A magic solution to European utility woes

David Appleyard Blog

The utility death spiral of late repute may not quite be a reality, but there’s no doubt that the European utility business model is under serious pressure.

The latest results to emerge from energy colossus RWE shows just how dire things have become, with its news that it plans to decommission more than a 1 GW of capacity as well as terminate around 500 MW of additional contracted capacity by 2017.

With the latest round of closures, RWE says that the total capacity it is either totally or partially taking offline now amounts to around 9 GW.

Continued subdued demand - electricity generation declined by 11% year-on-year to just over 100 TWh - coupled with low wholesale electricity markets led to a significant decline in RWE’s earnings for the first half of 2014 with gross earnings (EBITDA) down by 32% year-on-year, while the operating result was down 40% to EUR 2.3 billion.
Commenting on the figures Peter Terium, CEO of RWE AG, observed: ‘Conventional power generation is losing ground – not just at RWE’.

‘Figures from the Federal Network Agency indicate that, up to 2018, more secured power station capacity will have to be taken offline than is added through capital investment. This does not bode well for security of supply, to which wind and solar can make little contribution’, he added.
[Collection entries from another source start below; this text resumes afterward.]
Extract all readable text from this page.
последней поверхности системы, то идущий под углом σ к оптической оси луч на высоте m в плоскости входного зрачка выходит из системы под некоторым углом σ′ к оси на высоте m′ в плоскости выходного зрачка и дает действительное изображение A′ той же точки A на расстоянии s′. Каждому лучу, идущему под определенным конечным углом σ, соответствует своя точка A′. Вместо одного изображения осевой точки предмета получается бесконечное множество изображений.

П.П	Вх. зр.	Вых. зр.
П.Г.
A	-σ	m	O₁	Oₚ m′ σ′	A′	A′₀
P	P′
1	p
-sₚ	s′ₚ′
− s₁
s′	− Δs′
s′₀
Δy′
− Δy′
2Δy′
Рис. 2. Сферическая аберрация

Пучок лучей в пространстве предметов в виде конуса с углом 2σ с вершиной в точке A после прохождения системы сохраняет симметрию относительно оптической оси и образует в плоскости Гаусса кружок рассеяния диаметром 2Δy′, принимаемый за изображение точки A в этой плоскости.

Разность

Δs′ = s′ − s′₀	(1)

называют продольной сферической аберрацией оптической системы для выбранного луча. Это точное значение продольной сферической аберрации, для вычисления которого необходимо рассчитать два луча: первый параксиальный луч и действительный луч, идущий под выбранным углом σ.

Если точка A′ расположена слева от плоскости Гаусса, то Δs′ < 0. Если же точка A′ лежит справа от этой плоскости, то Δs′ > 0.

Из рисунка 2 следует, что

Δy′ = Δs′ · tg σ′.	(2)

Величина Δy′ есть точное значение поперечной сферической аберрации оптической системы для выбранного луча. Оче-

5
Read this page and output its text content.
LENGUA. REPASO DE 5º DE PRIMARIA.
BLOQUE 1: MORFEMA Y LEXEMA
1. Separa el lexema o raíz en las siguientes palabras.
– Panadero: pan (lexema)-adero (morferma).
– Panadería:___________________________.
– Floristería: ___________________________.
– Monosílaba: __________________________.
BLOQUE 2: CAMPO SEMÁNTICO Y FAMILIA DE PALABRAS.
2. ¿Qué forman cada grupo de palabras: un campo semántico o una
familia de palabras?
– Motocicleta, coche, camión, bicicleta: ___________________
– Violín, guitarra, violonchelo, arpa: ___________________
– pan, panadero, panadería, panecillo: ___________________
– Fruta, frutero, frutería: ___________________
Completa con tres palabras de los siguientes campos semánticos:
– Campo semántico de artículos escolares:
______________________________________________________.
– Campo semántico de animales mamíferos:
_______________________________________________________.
In the UK, its major subsidiary RWE npower also reported dismal figures. RWE Generation UK posted a £74 million loss from its UK power station fleet for the first six months of 2014. This, the company says was mainly due to the continued problems with the economics of gas-fired power plant and the closure of older coal and oil-fired power stations at Didcot, Tilbury and Fawley in 2013. Overall RWE npower saw its profit fall more than 38% year-on-year, primarily due to the government obligated costs to improve domestic energy efficiency (including the installation of 10,000 new boilers) and increased costs in improving customer service levels – the company lost some 62,000 domestic consumers in the period.

As a solution to this dreadful situation, Terium has called for a market design which compensates companies that keep secured generation capacity on tap, saying: “With a capacity market that is non-discriminatory and open to all technologies, Germany could create an economically feasible basis to continue to operate indispensable generation facilities – and thus supplement the expansion of renewable energy.”

However, an alternative route to economic stability may perhaps emerge from a more distributed approach to the utility generation model. In the same week that RWE announced its results, Crow Wood Leisure, a leisure club and spar near Burnley, in the UK’s Lancashire, announced that it had signed a 15-year energy services agreement with EuroSite Power Inc.

This European subsidiary of American DG Energy Inc. has installed and is operating a 200 kWe CHP system at the site which generates around 2.5 GWh of total energy per year. EuroSite advances all capital investment and installs, operates and maintains the on-site equipment, as well as continuing to own it. The company simply sells the heat and electrical output from the CHP system, at a cost guaranteed to be lower than the incumbent utility supplier.

As Oliver Brown, director of Crow Wood Leisure, says: ‘The offer was compelling - no upfront investment from us and the club only pays for the energy used, while avoiding all operating and maintenance costs. We look forward to seeing immediate savings now the system is running.’

This on-site utility model appears to offer considerable scope for even the largest European player, given that it apparently resolves a number of challenges at a stroke. The energy efficient and economic nature of the product meets environmental objectives as well as cutting costs for increasingly distressed – and in some cases dwindling - consumers. Furthermore, utilities have considerable experience in investing in, installing, operating and maintaining power generation assets, albeit typically on a rather grander scale.

Europe’s utilities also have existing relationships and direct access to the bulk of the continent’s energy consumers and whatever the weather those consumers will still require the services of energy utilities. Indeed, utilities typically have an industrial and commercial division, an ideal locus to roll-out such a CHP venture.

Furthermore, with the emergence of ‘smart’ technologies an on-site utility, offering the efficient generation of electricity, heating and cooling at a variety of scales - whilst still supporting the stabillity of the transmission and distribution grid and the expansion of renewables - becomes a very real prospect. Could it also be an economic prospect too?

The Crow Wood site is apparently overlooked by Pendle Hill, famous for its 17th-century tales of witches, sorcery and black magic. Perhaps a little of the old black magic is what Europe’s utilities need to conjure up an economic future.